The U.S. Navy had also outfitted Pilar with special communications gear, including a “Huff-Duff” long-range radio and a sonar detector. She wasn’t pursuing game fish; she was chasing enemy U-boats, with at least the tepid cooperation of the military, from which Hemingway had wangled $30,000 worth of materiel.
He had bought the boat eight years earlier from a shipbuilder in Brooklyn for $7495, a tidy sum in Depression-era America. “Pilar” was the nickname of Hemingway’s second wife Pauline, the mother of Patrick and Gregory, who was still living in Key West despite her 1940 divorce from the boys’wayward father.

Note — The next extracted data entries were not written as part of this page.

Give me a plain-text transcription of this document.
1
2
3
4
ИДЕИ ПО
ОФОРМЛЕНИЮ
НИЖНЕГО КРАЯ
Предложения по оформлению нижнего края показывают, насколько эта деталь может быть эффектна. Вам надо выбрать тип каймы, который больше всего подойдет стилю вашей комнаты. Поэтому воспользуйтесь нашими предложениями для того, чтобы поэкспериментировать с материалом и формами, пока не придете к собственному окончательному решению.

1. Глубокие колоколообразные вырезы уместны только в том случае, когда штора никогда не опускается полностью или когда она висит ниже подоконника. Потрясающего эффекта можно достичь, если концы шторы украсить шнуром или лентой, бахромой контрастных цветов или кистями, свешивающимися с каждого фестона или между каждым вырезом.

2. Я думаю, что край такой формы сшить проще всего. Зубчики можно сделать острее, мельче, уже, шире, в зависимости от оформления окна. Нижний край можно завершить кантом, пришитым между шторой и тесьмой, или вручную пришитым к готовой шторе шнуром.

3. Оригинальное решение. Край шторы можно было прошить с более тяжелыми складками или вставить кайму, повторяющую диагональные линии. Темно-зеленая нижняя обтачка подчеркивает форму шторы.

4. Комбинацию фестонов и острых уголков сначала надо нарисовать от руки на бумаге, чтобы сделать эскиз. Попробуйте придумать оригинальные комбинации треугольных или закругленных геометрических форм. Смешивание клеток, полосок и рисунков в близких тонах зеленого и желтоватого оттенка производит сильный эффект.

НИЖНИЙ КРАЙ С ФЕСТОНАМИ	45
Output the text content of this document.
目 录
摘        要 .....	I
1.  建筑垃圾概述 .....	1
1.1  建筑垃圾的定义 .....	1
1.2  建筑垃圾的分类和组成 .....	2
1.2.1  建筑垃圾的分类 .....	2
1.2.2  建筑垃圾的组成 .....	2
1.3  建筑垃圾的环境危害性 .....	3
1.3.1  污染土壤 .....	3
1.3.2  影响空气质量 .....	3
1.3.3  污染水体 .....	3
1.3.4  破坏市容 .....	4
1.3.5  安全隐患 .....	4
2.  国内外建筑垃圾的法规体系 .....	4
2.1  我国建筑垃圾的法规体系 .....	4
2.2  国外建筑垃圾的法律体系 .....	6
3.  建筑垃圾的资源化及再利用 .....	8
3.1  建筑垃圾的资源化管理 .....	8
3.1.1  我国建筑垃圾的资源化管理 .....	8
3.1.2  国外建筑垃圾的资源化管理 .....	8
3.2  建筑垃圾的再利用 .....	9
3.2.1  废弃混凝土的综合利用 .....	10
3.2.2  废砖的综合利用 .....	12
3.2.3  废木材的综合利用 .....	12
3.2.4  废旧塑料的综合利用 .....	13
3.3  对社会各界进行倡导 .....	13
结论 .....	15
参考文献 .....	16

It was also the moniker Hemingway hung on the fictitious leader of the Spanish Republican guerilla band in For Whom the Bell Tolls. “Pilar” was a deliberately malicious choice on Papa’s part: Pauline, a devout Catholic, supported Generalissimo Francisco Franco and his fascist-backed Nationalists, incensing Hemingway. The 1941 Pulitzer committee had unanimously recommended For Whom the Bell Tolls be awarded its prize for letters. But the honor was never bequeathed; the president of Columbia University, the academic home of the Pulitzers, found the novel’s themes – and its author – “offensive and lascivious.”